Потемневшая серая мельница крестьянина Кривых, будто вырезанная на горизонте (настоящая! Это так только кажется) — __ руб. 70 к.
________________________________
Итого всего вида на — 6 руб. 60 к.
Скривив губы, я педантически проверил счет и заявил, придавая своим словам оттенок презрения:
— К счету приписано.
— Где? Где? Не может быть.
— Да вот вы под шумок ввернули тут семь гривен за мельницу какого-то крестьянина Кривых. Ведь это не ваша мельница, а Кривых… Как же вы так это, а?
— Позвольте-с! Да она только с этого обрыва и хороша. А подойдите ближе — чепуха, дрянь, корявая мельничонка.
— Да ведь не ваша же?
— Да я ведь вам и не ее самое продаю, а только вид на нее. Вид отсюда. Понимэ? Это разница. Ей от этого не убудет, а вы получили удовольствие…
— Э, э! Это что такое? За этот паршивый домишко вы поставили полтора рубля?! Это грабеж, знаете ли.
— Помилуйте! Чудесный домик. Вы сами же говорили: «Домик, он как-то успокаивает, как-то подчеркивает…»
— Черт его знает, что он там подчеркивает, только за него вы три шкуры дерете. Предовольно с вас и целковый.
— Не могу. Верьте совести, не могу. Обратите внимание, как белая стена ослепительно сверкает на солнце. И не только сверкает, но и подчеркивает, что это не безотрадная пустыня. Мало вам этого?
Я решил вытянуть из него жилы.
— И за дорогу содрали. Разве это цена — шесть гривен? Мы на нее почти и не смотрели. Скверная дорожка, кривая какая-то.
— Да ведь тут за все вместе: и за дорогу, и за буйную вакханалию цветов. Извольте обратить ваше внимание: ежели оценить по-настоящему вакханалию, то на дорогу не больше двугривенного придется. Пусть вам в другом месте покажут такую дорогу за двугривенный с обрыва…
Я повернул счет в руках и придирчиво заявил:
— Нет, я этого счета не могу оплатить.
— Почему же-с? Как смотреть, так можно, а платить — так в кусты?!
— Счет не по форме. Должен быть оплачен гербовым сбором.
— Да-с? Вы так думаете? Это по какому такому закону?
— По обыкновенному. Счета на сумму свыше пяти рублей должны быть оплачены гербовым сбором.
— Ах, вы вот как заговорили?! Пожалуйста! Вычеркиваю вам мельницу крестьянина Кривых и речку.
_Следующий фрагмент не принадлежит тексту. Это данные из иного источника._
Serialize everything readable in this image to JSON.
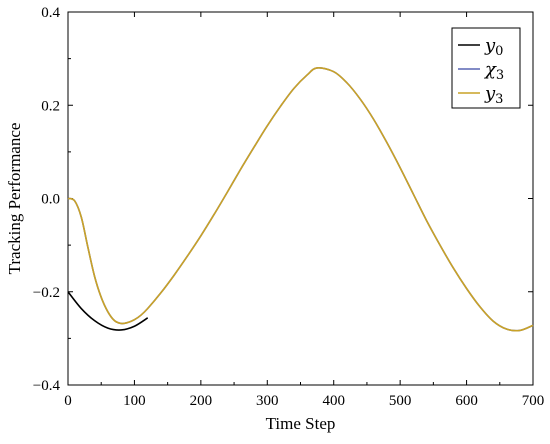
{
  "chart_data": {
    "type": "line",
    "xlabel": "Time Step",
    "ylabel": "Tracking Performance",
    "xlim": [
      0,
      700
    ],
    "ylim": [
      -0.4,
      0.4
    ],
    "x_ticks": [
      0,
      100,
      200,
      300,
      400,
      500,
      600,
      700
    ],
    "y_ticks": [
      -0.4,
      -0.2,
      0.0,
      0.2,
      0.4
    ],
    "x_tick_labels": [
      "0",
      "100",
      "200",
      "300",
      "400",
      "500",
      "600",
      "700"
    ],
    "y_tick_labels": [
      "−0.4",
      "−0.2",
      "0.0",
      "0.2",
      "0.4"
    ],
    "grid": false,
    "legend_position": "top-right",
    "series": [
      {
        "name": "y0",
        "legend_base": "y",
        "legend_sub": "0",
        "color": "#000000",
        "x": [
          0,
          20,
          40,
          60,
          80,
          100,
          120
        ],
        "y": [
          -0.2,
          -0.236,
          -0.262,
          -0.278,
          -0.282,
          -0.274,
          -0.256
        ]
      },
      {
        "name": "χ3",
        "legend_base": "χ",
        "legend_sub": "3",
        "color": "#5865b4",
        "x": [
          0,
          10,
          20,
          30,
          40,
          50,
          60,
          70,
          80,
          90,
          100,
          110,
          120,
          140,
          160,
          180,
          200,
          220,
          240,
          260,
          280,
          300,
          320,
          340,
          360,
          375,
          400,
          420,
          440,
          460,
          480,
          500,
          520,
          540,
          560,
          580,
          600,
          620,
          640,
          660,
          680,
          700
        ],
        "y": [
          0.0,
          -0.005,
          -0.04,
          -0.105,
          -0.167,
          -0.212,
          -0.243,
          -0.262,
          -0.268,
          -0.266,
          -0.26,
          -0.25,
          -0.236,
          -0.202,
          -0.164,
          -0.123,
          -0.08,
          -0.034,
          0.014,
          0.063,
          0.11,
          0.156,
          0.198,
          0.236,
          0.265,
          0.28,
          0.272,
          0.248,
          0.213,
          0.17,
          0.12,
          0.066,
          0.009,
          -0.048,
          -0.1,
          -0.149,
          -0.193,
          -0.232,
          -0.263,
          -0.28,
          -0.283,
          -0.272
        ]
      },
      {
        "name": "y3",
        "legend_base": "y",
        "legend_sub": "3",
        "color": "#c9a227",
        "x": [
          0,
          10,
          20,
          30,
          40,
          50,
          60,
          70,
          80,
          90,
          100,
          110,
          120,
          140,
          160,
          180,
          200,
          220,
          240,
          260,
          280,
          300,
          320,
          340,
          360,
          375,
          400,
          420,
          440,
          460,
          480,
          500,
          520,
          540,
          560,
          580,
          600,
          620,
          640,
          660,
          680,
          700
        ],
        "y": [
          0.0,
          -0.005,
          -0.04,
          -0.105,
          -0.167,
          -0.212,
          -0.243,
          -0.262,
          -0.268,
          -0.266,
          -0.26,
          -0.25,
          -0.236,
          -0.202,
          -0.164,
          -0.123,
          -0.08,
          -0.034,
          0.014,
          0.063,
          0.11,
          0.156,
          0.198,
          0.236,
          0.265,
          0.28,
          0.272,
          0.248,
          0.213,
          0.17,
          0.12,
          0.066,
          0.009,
          -0.048,
          -0.1,
          -0.149,
          -0.193,
          -0.232,
          -0.263,
          -0.28,
          -0.283,
          -0.272
        ]
      }
    ]
  }
}
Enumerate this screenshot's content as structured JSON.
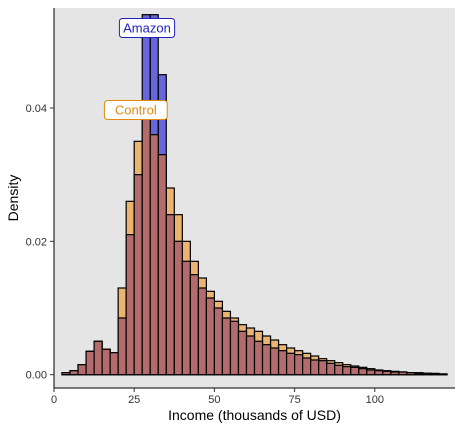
{
  "chart_data": {
    "type": "bar",
    "subtype": "overlapping-histogram",
    "title": "",
    "xlabel": "Income (thousands of USD)",
    "ylabel": "Density",
    "xlim": [
      0,
      125
    ],
    "ylim": [
      -0.002,
      0.055
    ],
    "x_ticks": [
      0,
      25,
      50,
      75,
      100
    ],
    "x_tick_labels": [
      "0",
      "25",
      "50",
      "75",
      "100"
    ],
    "y_ticks": [
      0.0,
      0.02,
      0.04
    ],
    "y_tick_labels": [
      "0.00",
      "0.02",
      "0.04"
    ],
    "grid": false,
    "panel_background": "#e5e5e5",
    "bin_width": 2.5,
    "bin_starts": [
      2.5,
      5,
      7.5,
      10,
      12.5,
      15,
      17.5,
      20,
      22.5,
      25,
      27.5,
      30,
      32.5,
      35,
      37.5,
      40,
      42.5,
      45,
      47.5,
      50,
      52.5,
      55,
      57.5,
      60,
      62.5,
      65,
      67.5,
      70,
      72.5,
      75,
      77.5,
      80,
      82.5,
      85,
      87.5,
      90,
      92.5,
      95,
      97.5,
      100,
      102.5,
      105,
      107.5,
      110,
      112.5,
      115,
      117.5,
      120
    ],
    "series": [
      {
        "name": "Amazon",
        "color": "#3b3bd9",
        "label_color": "#2222bb",
        "values": [
          0.0003,
          0.0006,
          0.0015,
          0.0035,
          0.005,
          0.0038,
          0.0033,
          0.0085,
          0.021,
          0.03,
          0.054,
          0.054,
          0.045,
          0.024,
          0.02,
          0.017,
          0.015,
          0.013,
          0.0115,
          0.01,
          0.0085,
          0.008,
          0.0065,
          0.0058,
          0.005,
          0.0045,
          0.004,
          0.0036,
          0.0032,
          0.003,
          0.0025,
          0.0022,
          0.0021,
          0.0017,
          0.0014,
          0.0012,
          0.0011,
          0.0009,
          0.0007,
          0.0006,
          0.0005,
          0.0004,
          0.0004,
          0.0003,
          0.0002,
          0.0002,
          0.0001,
          0.0001
        ]
      },
      {
        "name": "Control",
        "color": "#f0a040",
        "label_color": "#e08a10",
        "values": [
          0.0003,
          0.0006,
          0.0015,
          0.0035,
          0.005,
          0.0038,
          0.0033,
          0.013,
          0.026,
          0.035,
          0.04,
          0.036,
          0.033,
          0.028,
          0.024,
          0.02,
          0.017,
          0.0145,
          0.0125,
          0.011,
          0.0095,
          0.0085,
          0.0075,
          0.007,
          0.0065,
          0.0058,
          0.0052,
          0.0045,
          0.004,
          0.0036,
          0.0032,
          0.0028,
          0.0024,
          0.0021,
          0.0018,
          0.0015,
          0.0013,
          0.0011,
          0.0009,
          0.0007,
          0.0006,
          0.0005,
          0.0004,
          0.0003,
          0.0003,
          0.0002,
          0.0002,
          0.0001
        ]
      }
    ],
    "annotations": [
      {
        "text": "Amazon",
        "series": "Amazon",
        "x": 29,
        "y": 0.052
      },
      {
        "text": "Control",
        "series": "Control",
        "x": 25.5,
        "y": 0.0397
      }
    ],
    "overlap_color": "#b36b6b"
  }
}
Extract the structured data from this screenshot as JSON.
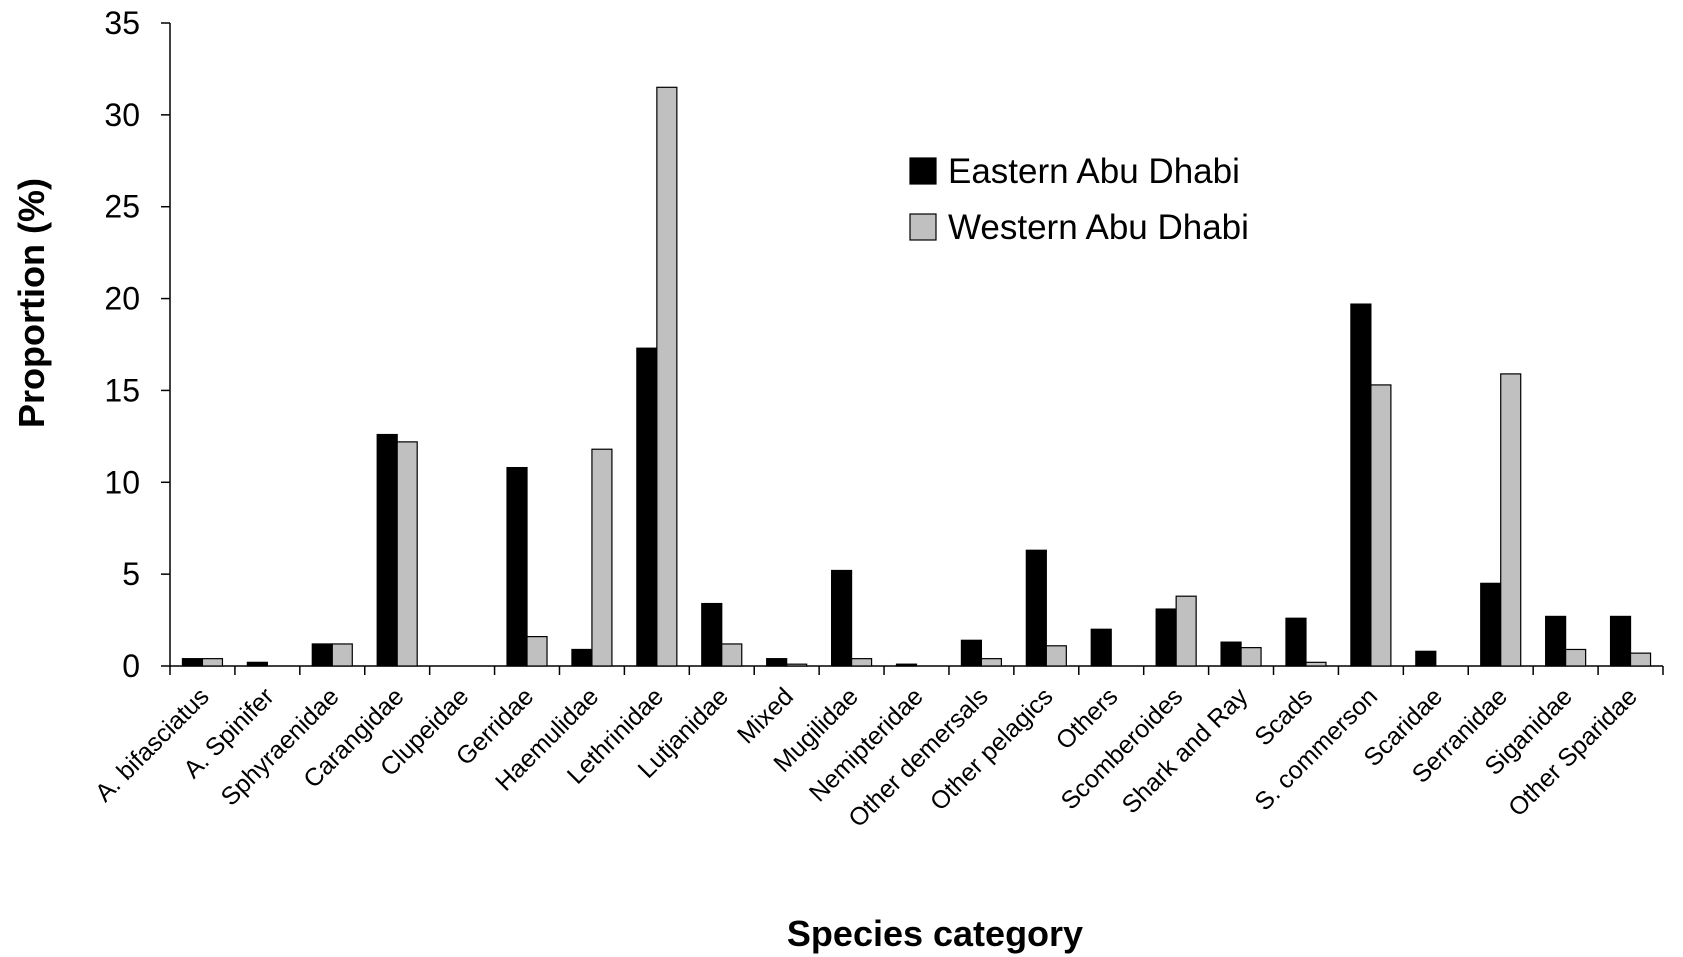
{
  "chart_data": {
    "type": "bar",
    "title": "",
    "xlabel": "Species category",
    "ylabel": "Proportion (%)",
    "ylim": [
      0,
      35
    ],
    "yticks": [
      0,
      5,
      10,
      15,
      20,
      25,
      30,
      35
    ],
    "grid": false,
    "legend_position": "top-right",
    "categories": [
      "A. bifasciatus",
      "A. Spinifer",
      "Sphyraenidae",
      "Carangidae",
      "Clupeidae",
      "Gerridae",
      "Haemulidae",
      "Lethrinidae",
      "Lutjanidae",
      "Mixed",
      "Mugilidae",
      "Nemipteridae",
      "Other demersals",
      "Other pelagics",
      "Others",
      "Scomberoides",
      "Shark and Ray",
      "Scads",
      "S. commerson",
      "Scaridae",
      "Serranidae",
      "Siganidae",
      "Other Sparidae"
    ],
    "series": [
      {
        "name": "Eastern Abu Dhabi",
        "color": "#000000",
        "values": [
          0.4,
          0.2,
          1.2,
          12.6,
          0,
          10.8,
          0.9,
          17.3,
          3.4,
          0.4,
          5.2,
          0.1,
          1.4,
          6.3,
          2.0,
          3.1,
          1.3,
          2.6,
          19.7,
          0.8,
          4.5,
          2.7,
          2.7
        ]
      },
      {
        "name": "Western Abu Dhabi",
        "color": "#c0c0c0",
        "values": [
          0.4,
          0,
          1.2,
          12.2,
          0,
          1.6,
          11.8,
          31.5,
          1.2,
          0.1,
          0.4,
          0,
          0.4,
          1.1,
          0,
          3.8,
          1.0,
          0.2,
          15.3,
          0,
          15.9,
          0.9,
          0.7
        ]
      }
    ]
  }
}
Черт с ней, все равно, зря течет. А уж четыре девяносто — это вы мне подайте.
Вот вам и Черт Иваныч!
Я вынул кошелек, сунул ему в руку пятирублевую бумажку и, сделав величественный жест: «Сдачи не надо», взял свою спутницу под руку.
По дороге от обрыва мы наткнулись на очень красивую пышную липу, но я уж воздержался от выражения громогласного восторга.
Слабая струна
Я сидел у Красавиных. Горничная пришла и сказала:
— Вас к телефону просят.
Я удивился:
— Меня? Это ошибка. Кто меня может просить, если я никому не говорил, что буду здесь!
— Не знаю-с.
Я вышел в переднюю, снял телефонную трубку и с любопытством приложил ее к уху:
— Алло! Кто говорит?
— Это я, Чебаков. Послушай, мы сейчас в «Альгамбре» и ждем тебя. Приезжай.
Я отвечал:
— Во-первых, приехать я не могу, так как должен возвратиться домой; дома никого нет, и даже прислуга отпущена в больницу; а во-вторых — кто тебе мог сказать, что я сейчас у Красавиных?
— Врешь, врешь! Как же так у тебя дома никого нет, когда из дому мне и ответили по телефону, что ты здесь.
— Не знаю! Может быть, я сошел с ума, или ты меня мистифицируешь… Квартира заперта на ключ, и ключ у меня в кармане. Кто с тобой говорил?
— Понятия не имею. Какой-то незнакомый мужской голос. Прямо сказал: «Он сейчас у Красавиных»… И сейчас же повесил трубку. Я думал — твой родственник…
— Непостижимо!! Сейчас же лечу домой. Через двадцать минут все узнаю.
— Пока ты еще доберешься домой, — возразил заинтересованный Чебаков. — Ты лучше сейчас позвони к себе. Тогда сейчас же узнаешь.
С лихорадочной поспешностью я дал отбой, вызвал центральную и попросил номер своей квартиры.
Через полминуты после звонка кто-то снял в моем кабинете трубку, и мужской голос нетерпеливо сказал:
— Ну?! Кто там еще?
— Это номер 233-20?
— Да, да, да!! Что нужно?
— Кто вы такой? — спросил я.
Около полминуты там царило молчанье. Потом тот же голос неуверенно заявил:
— Хозяина нет дома.
— Еще бы! — сердито вскричал я. — Конечно, нет дома, когда я и есть хозяин!! Кто вы такой и что вы там делаете?
— Нас двое. Постойте, я сейчас позову товарища. Гриша, пойди-ка к телефону.
Другой голос донесся до меня:
— Ну что там еще? Все время звонят, то один, то другой. Работать не дают!! Что нужно?
— Что вы делаете в моей квартире?!! — взревел я.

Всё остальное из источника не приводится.